Neither Russo nor Deputy Commissioner Florence Felix-Lawson, who filed a separate sworn statement, would identify the DOGE staffers by name, “to avoid exposing them to threats and harassment.”

But special government employees and DOGE detailees at the agency include former Tesla board member Antonio Gracias of Valor Equity Partners; Scott Coulter, formerly of Lone Pine Capital; and Marko Elez, re-hired by DOGE and sent to Social Security after resigning from the Treasury Department over reports of racist social media posts. 

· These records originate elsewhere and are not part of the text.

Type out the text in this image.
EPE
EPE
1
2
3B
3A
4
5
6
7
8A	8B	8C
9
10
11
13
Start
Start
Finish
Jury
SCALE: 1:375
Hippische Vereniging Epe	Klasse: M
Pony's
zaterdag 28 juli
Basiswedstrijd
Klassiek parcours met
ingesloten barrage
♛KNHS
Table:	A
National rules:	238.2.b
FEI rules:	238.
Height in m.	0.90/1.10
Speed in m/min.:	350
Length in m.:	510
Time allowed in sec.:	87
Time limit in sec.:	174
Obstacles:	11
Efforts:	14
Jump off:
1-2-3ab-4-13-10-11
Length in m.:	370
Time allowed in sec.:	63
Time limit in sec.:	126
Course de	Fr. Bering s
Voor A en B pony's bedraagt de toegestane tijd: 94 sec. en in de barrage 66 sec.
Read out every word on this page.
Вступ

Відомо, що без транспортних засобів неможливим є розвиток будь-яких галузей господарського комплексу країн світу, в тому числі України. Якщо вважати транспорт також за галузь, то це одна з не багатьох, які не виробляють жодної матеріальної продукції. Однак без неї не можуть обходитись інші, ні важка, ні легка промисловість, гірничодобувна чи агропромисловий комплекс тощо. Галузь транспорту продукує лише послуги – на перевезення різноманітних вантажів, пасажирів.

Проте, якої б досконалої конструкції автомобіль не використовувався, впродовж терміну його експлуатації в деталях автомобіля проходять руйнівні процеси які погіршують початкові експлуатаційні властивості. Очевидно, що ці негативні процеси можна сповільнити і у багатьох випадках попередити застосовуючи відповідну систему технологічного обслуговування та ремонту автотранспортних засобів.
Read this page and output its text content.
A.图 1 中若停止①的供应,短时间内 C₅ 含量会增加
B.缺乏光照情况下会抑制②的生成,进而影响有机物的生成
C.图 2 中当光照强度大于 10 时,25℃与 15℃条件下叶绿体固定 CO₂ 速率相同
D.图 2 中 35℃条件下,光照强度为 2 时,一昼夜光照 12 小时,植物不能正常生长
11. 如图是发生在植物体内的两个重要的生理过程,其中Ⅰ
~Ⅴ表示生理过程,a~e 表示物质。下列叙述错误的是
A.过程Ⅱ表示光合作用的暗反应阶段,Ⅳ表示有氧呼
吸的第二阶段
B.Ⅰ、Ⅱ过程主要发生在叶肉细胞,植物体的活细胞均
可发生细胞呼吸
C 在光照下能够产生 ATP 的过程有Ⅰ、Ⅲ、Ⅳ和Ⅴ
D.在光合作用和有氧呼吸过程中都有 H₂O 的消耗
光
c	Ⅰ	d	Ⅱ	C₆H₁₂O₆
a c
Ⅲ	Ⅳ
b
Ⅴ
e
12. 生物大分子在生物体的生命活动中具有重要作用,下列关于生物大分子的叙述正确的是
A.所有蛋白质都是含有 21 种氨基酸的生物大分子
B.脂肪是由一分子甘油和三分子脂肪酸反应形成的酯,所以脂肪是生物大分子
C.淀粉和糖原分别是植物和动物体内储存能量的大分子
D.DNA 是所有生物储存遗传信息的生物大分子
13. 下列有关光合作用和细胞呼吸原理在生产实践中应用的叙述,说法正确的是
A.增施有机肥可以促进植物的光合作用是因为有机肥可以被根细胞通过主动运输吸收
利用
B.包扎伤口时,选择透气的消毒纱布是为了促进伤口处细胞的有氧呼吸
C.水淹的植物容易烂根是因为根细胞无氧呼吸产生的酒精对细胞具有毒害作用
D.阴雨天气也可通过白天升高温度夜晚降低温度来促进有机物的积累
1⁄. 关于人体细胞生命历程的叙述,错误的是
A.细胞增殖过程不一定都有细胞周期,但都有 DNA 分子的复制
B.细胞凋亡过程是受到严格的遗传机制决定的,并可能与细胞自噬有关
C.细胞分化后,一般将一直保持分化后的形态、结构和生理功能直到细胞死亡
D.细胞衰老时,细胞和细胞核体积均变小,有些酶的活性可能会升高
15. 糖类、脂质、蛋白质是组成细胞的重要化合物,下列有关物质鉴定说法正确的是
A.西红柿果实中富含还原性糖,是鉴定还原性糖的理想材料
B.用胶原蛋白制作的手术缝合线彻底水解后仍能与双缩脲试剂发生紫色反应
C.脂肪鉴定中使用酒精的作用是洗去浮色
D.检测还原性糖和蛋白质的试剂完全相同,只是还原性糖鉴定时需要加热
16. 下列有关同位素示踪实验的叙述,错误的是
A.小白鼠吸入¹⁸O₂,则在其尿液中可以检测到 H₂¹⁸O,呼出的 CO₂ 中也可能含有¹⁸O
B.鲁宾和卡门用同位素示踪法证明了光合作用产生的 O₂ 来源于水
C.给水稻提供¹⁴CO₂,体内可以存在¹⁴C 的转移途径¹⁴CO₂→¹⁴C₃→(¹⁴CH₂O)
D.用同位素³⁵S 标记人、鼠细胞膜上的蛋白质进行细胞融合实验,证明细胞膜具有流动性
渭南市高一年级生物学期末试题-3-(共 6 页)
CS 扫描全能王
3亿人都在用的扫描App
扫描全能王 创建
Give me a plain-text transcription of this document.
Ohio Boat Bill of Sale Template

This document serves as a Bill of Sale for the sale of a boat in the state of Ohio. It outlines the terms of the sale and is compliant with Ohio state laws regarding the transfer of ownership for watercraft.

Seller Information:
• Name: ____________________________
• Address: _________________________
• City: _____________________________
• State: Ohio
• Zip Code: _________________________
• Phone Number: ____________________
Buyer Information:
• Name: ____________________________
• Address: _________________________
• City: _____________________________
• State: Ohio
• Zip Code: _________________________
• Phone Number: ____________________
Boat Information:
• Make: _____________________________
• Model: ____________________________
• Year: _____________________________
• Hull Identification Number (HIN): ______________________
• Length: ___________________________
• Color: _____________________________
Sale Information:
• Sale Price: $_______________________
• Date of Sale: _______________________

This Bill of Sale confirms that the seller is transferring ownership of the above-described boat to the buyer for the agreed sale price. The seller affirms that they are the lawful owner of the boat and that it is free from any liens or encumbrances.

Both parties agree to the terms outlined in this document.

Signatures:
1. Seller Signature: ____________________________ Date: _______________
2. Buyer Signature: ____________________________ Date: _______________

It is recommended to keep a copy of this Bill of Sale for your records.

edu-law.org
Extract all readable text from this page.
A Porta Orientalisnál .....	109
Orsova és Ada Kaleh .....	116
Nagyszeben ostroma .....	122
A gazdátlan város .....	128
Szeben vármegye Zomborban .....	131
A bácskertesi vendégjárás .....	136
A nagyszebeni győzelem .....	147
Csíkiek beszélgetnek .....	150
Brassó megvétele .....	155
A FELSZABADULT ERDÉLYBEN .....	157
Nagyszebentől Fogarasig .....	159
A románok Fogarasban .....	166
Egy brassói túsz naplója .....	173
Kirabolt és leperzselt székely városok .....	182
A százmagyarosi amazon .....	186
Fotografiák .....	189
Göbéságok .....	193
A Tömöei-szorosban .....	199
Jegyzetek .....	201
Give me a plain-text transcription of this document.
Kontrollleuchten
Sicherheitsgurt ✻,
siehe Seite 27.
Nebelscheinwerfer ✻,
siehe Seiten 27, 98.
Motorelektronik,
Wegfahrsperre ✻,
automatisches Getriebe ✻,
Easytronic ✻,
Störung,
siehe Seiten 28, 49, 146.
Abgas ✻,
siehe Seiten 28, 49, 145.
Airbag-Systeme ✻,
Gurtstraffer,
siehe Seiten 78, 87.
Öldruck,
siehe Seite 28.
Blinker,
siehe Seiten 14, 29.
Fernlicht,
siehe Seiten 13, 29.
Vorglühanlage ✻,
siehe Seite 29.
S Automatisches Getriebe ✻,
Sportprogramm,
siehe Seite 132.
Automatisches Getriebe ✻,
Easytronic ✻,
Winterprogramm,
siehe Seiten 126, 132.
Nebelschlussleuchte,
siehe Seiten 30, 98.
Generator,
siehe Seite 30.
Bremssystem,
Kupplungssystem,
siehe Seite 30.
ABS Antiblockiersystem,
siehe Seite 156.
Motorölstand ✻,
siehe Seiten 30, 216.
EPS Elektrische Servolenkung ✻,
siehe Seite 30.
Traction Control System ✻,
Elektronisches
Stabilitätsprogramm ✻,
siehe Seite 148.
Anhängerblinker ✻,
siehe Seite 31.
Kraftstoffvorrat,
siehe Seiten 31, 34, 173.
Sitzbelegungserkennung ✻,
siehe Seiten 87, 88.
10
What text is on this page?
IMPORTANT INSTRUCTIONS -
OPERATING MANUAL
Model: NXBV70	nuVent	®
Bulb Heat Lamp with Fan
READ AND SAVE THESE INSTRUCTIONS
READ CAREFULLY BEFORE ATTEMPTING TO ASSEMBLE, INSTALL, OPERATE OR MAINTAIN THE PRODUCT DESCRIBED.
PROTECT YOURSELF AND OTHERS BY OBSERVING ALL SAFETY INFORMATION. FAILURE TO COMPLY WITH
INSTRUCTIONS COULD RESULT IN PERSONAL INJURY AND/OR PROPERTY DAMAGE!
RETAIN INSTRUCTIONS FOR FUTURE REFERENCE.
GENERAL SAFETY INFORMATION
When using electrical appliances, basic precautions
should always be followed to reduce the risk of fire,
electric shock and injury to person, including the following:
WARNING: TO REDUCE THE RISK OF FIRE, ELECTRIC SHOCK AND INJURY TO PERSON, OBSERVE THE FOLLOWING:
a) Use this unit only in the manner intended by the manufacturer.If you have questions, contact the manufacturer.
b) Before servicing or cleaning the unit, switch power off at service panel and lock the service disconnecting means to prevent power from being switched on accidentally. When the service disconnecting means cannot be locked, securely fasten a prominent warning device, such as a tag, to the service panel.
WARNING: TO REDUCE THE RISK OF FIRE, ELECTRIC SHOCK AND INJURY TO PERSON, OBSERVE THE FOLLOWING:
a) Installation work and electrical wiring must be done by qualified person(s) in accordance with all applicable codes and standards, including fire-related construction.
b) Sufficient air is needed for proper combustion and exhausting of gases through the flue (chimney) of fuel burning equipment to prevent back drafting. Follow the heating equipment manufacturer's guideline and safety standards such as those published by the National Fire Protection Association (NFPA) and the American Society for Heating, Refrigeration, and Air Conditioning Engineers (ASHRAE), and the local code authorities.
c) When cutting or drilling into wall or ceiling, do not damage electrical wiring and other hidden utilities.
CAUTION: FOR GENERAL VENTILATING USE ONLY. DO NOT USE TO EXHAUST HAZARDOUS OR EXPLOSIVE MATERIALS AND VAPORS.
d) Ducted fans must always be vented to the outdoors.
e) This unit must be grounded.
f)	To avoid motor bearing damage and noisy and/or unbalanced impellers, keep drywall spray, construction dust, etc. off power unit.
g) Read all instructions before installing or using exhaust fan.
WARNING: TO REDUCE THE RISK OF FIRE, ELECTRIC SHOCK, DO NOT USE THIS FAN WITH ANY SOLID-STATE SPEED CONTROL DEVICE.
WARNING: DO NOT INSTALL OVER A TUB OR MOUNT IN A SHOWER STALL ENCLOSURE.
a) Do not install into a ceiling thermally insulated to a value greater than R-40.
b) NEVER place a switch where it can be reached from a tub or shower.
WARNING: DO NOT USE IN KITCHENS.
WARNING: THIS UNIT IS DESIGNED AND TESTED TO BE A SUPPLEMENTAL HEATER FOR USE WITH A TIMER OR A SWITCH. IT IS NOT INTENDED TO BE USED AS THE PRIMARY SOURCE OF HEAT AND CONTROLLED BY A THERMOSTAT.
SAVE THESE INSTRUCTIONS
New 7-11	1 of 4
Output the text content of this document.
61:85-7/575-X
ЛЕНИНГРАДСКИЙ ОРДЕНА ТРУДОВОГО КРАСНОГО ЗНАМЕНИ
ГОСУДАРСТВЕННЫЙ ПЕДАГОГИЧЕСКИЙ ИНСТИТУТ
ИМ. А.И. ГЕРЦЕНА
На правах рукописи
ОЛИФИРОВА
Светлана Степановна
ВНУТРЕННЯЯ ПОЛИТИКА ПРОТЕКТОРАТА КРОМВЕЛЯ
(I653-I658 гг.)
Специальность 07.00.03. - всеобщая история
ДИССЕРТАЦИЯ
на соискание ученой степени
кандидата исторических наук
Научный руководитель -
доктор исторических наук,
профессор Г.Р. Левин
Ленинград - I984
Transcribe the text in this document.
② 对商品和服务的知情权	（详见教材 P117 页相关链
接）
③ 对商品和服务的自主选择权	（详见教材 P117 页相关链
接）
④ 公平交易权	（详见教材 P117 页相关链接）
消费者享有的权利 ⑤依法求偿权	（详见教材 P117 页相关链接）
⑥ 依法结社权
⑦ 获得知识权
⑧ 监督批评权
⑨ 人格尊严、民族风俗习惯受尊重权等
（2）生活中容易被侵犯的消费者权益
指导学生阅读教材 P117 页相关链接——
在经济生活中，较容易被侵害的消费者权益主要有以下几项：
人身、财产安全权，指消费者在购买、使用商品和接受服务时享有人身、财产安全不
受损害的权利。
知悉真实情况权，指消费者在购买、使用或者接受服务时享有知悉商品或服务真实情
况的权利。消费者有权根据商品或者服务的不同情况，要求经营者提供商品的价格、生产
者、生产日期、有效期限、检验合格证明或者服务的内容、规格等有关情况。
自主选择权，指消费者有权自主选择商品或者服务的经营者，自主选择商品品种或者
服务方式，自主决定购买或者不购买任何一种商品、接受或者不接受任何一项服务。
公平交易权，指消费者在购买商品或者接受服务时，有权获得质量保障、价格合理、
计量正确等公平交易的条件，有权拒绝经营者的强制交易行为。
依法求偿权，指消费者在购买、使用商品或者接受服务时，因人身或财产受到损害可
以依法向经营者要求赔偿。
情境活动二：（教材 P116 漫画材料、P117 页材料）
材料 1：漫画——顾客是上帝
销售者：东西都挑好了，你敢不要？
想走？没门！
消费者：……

The Social Security Administration has emerged as a key outpost for DOGE, because it administers $1.6 trillion in annual benefits but also because of its unique position to access a wide range of government data. Indeed, DOGE’s hunt for fraud in Social Security is also radiating out into other federal agencies.

Two DOGE team members also have access to the National Directory of New Hires, a database kept by the Heath and Human Services Departments’ Office of Child Support Services to help states enforce child support orders.

And one Social Security DOGE team member will soon be dispatched to the Small Business Administration. 

The court filing also shows how DOGE team members can move around from agency to agency. Six Social Security DOGE staffers are on loan from other agencies, including the National Aeronautical and Space Administration, Office of Personnel Management, Labor Department and General Services Administration. 

And one comes from the US DOGE Service, the White House agency created by Trump’s Inauguration Day executive order creating the cost-cutting initiative.